Deep down, we are all raconteurs, drawing on past memories and weaving them into a coherent narrative to construct our autobiographical selves.

Dan McAdams,  a psychologist at Northwestern University who specialises in the autobiographical self, has identified three distinct layers to the autobiographical self. By the age of two, most of us can recognise ourselves in mirrors and understand how we fit in relation to others. At this point, we are actors in our personal narratives, defining ourselves by explicit traits and the roles we play. We might be shy and conscientious students, while others are funny, outgoing, and popular. 

Around the age of 8, we add another layer: the self as agent. Now, in addition to being actors in our own lives, we also perceive our own agency: we can look at our past, project into the future, and set goals, whether we want to become an astronaut, a writer, or merely find a best friend. Finally, as we move into early adulthood, we embrace the self as author, developing a narrative identity that we continue to hone for the rest of our lives to describe what kind of actors we are, and why, as agents, we do what we do.

McAdams’ conclusions are based on hundreds of personal life story interviews, conducted over many years, with adults from all walks of life. The subjects are asked to imagine their lives as a book, with chapters, just like a novel. Then McAdams asks them to focus on key scenes: a high point, a low point, a turning point, a negative early memory, a positive early memory, and so on — all universal elements of a good narrative. The broad strokes are the same: We all experience many such moments over the course of our lives, and we weave them into our story as it evolves.

Next, McAdams asks the subject to identify those people who have filled the roles of heroes and villains. Subjects are also asked to think about future chapters — goals and aspirations — and how their values and beliefs are reflected in the full arc of the personal narrative. 

Finally McAdams asks subjects to identify overarching themes running through their stories. One common theme is redemption, particularly among people he calls “highly generative” — those who volunteer in soup kitchens or political campaigns, start their own non-profit charity, or otherwise seek to make a positive impact on the world. Their stories invariably involve hardship and suffering, but with an optimistic twist: they triumphed over their woes, learned valuable life lessons from the pain, and emerged stronger for it. 

This doesn’t mean that non-highly generative people are necessarily worse storytellers; their stories just don’t have highly redemptive themes.
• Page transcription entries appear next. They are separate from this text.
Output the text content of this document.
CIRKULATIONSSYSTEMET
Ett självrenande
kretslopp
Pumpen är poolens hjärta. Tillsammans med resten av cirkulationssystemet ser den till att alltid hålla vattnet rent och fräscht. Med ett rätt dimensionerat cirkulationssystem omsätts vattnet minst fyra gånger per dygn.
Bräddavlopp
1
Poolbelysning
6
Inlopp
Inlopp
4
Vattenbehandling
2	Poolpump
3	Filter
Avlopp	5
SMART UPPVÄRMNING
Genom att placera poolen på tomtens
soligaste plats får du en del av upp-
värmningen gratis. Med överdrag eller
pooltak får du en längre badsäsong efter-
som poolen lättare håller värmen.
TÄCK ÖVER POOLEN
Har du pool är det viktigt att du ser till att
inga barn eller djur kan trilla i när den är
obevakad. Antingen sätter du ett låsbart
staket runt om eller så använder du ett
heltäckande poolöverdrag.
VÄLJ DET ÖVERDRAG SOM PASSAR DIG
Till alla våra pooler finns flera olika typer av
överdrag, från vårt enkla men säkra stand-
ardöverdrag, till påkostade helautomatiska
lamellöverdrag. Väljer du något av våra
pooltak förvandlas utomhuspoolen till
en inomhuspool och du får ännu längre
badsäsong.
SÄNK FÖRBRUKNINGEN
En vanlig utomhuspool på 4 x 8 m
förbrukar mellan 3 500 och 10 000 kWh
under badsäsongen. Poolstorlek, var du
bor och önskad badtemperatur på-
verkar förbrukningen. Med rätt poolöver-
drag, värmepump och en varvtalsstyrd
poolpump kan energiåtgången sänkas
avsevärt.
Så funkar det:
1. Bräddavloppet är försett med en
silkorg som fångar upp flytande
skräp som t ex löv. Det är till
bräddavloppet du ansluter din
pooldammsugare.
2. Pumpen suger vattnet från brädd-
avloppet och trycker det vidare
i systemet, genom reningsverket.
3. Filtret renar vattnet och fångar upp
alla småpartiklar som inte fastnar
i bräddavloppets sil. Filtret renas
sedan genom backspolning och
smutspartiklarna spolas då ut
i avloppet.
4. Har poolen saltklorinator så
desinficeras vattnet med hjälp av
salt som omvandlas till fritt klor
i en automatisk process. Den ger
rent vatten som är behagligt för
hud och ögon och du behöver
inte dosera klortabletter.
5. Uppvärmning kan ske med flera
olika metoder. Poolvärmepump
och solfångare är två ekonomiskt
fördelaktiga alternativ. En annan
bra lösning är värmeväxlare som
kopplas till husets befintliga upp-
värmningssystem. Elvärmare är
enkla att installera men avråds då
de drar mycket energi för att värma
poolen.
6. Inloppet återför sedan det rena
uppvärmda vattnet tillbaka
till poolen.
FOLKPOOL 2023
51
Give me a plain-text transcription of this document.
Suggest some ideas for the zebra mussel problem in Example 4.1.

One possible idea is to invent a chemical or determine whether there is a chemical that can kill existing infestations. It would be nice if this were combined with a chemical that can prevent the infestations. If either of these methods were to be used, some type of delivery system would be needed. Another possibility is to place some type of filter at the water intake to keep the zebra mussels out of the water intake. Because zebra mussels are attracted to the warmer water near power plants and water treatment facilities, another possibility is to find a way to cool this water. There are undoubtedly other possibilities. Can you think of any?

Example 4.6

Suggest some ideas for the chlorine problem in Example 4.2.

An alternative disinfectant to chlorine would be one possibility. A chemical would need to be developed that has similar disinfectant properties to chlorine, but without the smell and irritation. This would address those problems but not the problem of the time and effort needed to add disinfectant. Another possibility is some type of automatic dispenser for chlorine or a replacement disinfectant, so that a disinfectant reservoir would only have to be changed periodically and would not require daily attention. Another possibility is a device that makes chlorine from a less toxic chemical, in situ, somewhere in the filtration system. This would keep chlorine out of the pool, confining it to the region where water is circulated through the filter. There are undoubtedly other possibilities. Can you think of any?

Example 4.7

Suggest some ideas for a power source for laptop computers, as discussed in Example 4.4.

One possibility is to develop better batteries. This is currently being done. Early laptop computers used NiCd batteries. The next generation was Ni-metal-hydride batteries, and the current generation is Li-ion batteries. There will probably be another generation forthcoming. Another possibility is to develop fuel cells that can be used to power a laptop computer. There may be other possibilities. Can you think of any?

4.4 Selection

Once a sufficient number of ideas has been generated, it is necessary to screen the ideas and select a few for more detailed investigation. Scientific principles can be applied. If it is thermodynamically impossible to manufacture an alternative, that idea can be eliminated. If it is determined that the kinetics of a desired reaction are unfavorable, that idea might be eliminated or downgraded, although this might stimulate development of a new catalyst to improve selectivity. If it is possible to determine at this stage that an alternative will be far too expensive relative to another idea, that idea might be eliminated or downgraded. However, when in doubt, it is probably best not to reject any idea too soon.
It requires a lot of hard work to be a generative person — how much easier would be to just stay home and watch Dancing with the Stars? — and McAdams thinks that having a strong redemptive narrative serves as a motivational tool.

I think the lasting power of the world’s great religions is their writings are full of redemptive stories that motivate us to be better human beings.

Without redemptive stories I would argue there would be no great literature. I don’t want to live in a world without Beowulf, Jane Eyre, Ebenezer Scrooge, Jean Valjean, Anna Karenina, Raskolnikov, and so many more whose lives encompass the overcoming of hardships, who struggle with all of our human frailties, suffer our guilts, find forgiveness, seek justice, find themselves in life’s chaos, while weaving their stories into ours. I’m a better person because of their fictional stories. Without them would I be so passionate to re-establish a cosmic balance where the world is a little more just? Would I be as empathetic to those others would scorn?

I suspect there are many numerous redemptive stories in this room today waiting to be told. I base that on you being drawn to Unitarianism. We believe in a world that can be redeemed. It is why we stand up for justice and choose to be on the side of love. We have transformed theological thinking over the centuries, not just in our own tradition, to be more progressive, rational and more open to change. I encourage you to tell your stories. They will give hope and vision and courage to others and that could make all the difference.